Methods: We quantitatively measured amino acids, biogenic amines, hexoses, acylcarnitines (AC), cholesteryl esters (CE), glycerides, phosphatidylcholines (PC), lysophosphatidylcholines (LPC), sphingomyelins (SM), and ceramides (Cer) in 117 CSF samples from various groups of healthy controls (HC, n = 10), patients with LM (LM, n = 47), parenchymal brain tumor (PBT, n = 45), and inflammatory disease (ID, n = 13) with internal standards using the Absolute IDQ- p400^® targeted mass spectrometry kit. Metabolites detected in > 90% of samples or showing a difference in proportional level between groups ≥ 75% were used in logistic regression models when there was no single metabolite with AUC = 1 for the groups of comparison.

Results: PC and SM had higher levels in LM than in PBT or HC, whereas LPC had lower level in PBT than the other groups. Glycerides and Cer levels were higher in PBT and LM than in HC. Long-chain AC level in PBT was lower than in LM or HC. A regression model including Ala, PC (42:7), PC (30:3), PC (37:0), and Tyr achieved complete discrimination (AUC = 1.0) between LM and HC. In comparison of PBT and HC, twenty-six individual metabolites allowed complete discrimination between two groups, and between ID and HC fourty-six individual lipid metabolites allowed complete discrimination. Twenty-one individual metabolites (18 ACs and 3 PCs) allowed complete discrimination between LM and PBT.
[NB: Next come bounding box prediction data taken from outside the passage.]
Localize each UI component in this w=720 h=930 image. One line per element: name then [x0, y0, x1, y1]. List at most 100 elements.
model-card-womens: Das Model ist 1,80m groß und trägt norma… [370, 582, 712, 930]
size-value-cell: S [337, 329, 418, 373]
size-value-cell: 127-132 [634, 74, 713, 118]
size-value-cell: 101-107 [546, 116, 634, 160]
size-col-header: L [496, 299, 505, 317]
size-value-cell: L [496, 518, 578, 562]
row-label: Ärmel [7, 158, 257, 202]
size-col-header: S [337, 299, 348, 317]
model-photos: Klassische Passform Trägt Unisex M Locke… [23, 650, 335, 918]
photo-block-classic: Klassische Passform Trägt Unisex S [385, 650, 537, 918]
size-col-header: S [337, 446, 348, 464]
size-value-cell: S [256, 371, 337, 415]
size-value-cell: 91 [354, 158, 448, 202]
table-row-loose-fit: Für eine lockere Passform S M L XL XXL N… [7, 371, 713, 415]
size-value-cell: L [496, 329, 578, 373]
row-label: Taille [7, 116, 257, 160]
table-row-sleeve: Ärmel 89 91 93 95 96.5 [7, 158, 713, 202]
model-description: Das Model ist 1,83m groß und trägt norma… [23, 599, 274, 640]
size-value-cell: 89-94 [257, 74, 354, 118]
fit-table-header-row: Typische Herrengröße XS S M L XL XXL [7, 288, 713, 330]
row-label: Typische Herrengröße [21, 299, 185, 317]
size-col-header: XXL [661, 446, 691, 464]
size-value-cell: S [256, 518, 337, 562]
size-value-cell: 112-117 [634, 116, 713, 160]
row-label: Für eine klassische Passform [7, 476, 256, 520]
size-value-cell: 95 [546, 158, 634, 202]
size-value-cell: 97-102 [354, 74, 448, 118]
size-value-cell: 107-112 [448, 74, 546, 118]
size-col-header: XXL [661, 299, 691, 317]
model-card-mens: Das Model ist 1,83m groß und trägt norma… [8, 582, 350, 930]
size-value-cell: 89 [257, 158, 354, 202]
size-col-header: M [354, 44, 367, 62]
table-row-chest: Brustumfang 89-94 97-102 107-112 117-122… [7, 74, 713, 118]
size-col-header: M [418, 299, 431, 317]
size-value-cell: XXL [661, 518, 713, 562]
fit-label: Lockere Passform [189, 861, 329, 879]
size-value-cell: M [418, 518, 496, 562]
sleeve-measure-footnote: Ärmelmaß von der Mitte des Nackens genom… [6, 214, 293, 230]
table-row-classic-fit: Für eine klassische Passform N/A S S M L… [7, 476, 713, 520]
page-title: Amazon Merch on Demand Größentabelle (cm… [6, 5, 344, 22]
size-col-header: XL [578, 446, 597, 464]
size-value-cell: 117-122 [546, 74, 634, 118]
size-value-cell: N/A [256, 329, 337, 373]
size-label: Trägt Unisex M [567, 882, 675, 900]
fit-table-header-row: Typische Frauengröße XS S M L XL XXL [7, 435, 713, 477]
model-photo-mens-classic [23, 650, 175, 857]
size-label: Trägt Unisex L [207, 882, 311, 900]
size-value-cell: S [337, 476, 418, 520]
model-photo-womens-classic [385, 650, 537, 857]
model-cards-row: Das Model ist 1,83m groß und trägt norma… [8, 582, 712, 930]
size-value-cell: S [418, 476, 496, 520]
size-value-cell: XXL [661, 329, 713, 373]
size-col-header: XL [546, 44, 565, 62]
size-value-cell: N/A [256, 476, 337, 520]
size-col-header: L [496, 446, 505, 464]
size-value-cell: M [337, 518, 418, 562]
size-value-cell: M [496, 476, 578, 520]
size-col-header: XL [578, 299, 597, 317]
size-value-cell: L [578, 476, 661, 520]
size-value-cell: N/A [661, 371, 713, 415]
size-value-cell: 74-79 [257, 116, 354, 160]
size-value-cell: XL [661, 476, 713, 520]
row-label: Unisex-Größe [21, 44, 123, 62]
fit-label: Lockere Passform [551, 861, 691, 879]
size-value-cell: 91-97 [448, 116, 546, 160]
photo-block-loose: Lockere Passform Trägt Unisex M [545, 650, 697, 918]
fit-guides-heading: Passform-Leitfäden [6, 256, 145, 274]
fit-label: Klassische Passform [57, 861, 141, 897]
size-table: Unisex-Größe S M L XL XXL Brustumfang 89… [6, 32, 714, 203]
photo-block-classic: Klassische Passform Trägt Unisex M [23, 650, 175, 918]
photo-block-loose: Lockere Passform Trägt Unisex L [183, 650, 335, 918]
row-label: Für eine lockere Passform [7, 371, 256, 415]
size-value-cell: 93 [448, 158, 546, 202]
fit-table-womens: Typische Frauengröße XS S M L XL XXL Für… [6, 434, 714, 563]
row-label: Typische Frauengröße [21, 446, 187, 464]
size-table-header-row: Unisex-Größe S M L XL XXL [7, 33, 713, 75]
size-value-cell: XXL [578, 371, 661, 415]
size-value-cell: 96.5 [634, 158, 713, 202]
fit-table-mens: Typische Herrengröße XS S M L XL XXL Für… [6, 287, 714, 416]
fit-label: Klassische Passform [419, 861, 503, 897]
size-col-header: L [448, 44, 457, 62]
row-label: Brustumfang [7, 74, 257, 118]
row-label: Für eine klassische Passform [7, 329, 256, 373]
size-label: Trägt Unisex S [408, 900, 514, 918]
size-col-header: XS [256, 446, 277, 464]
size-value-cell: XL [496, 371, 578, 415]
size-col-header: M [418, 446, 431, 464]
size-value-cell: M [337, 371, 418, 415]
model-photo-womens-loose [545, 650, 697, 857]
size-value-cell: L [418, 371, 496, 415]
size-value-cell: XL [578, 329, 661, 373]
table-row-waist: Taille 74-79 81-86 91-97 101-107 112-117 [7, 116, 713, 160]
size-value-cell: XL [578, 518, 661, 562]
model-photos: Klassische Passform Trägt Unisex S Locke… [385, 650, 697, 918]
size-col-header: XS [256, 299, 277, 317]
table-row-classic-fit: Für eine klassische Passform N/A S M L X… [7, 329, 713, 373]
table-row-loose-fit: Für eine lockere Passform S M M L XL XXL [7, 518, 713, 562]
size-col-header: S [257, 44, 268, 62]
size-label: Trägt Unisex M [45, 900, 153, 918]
Conclusions: Using a commercial targeted liquid chromatography-mass spectrometry (LC-MS) metabolomics kit, we were able to differentiate LM from HC and PBT. Most of the discriminative metabolites among different diseases were lipid metabolites, for which their CNS distribution and quantification in different cell types are largely unknown, whereas amino acids, biogenic amines, and hexoses failed to show significant differences. Future validation studies with larger, controlled cohorts should be performed, and hopefully, the kit may expand its metabolite coverage for unique cancer cell glucose metabolism.

Keywords: Cerebrospinal fluid; Diagnosis; Leptomeningeal metastasis; Metabolome; Profile.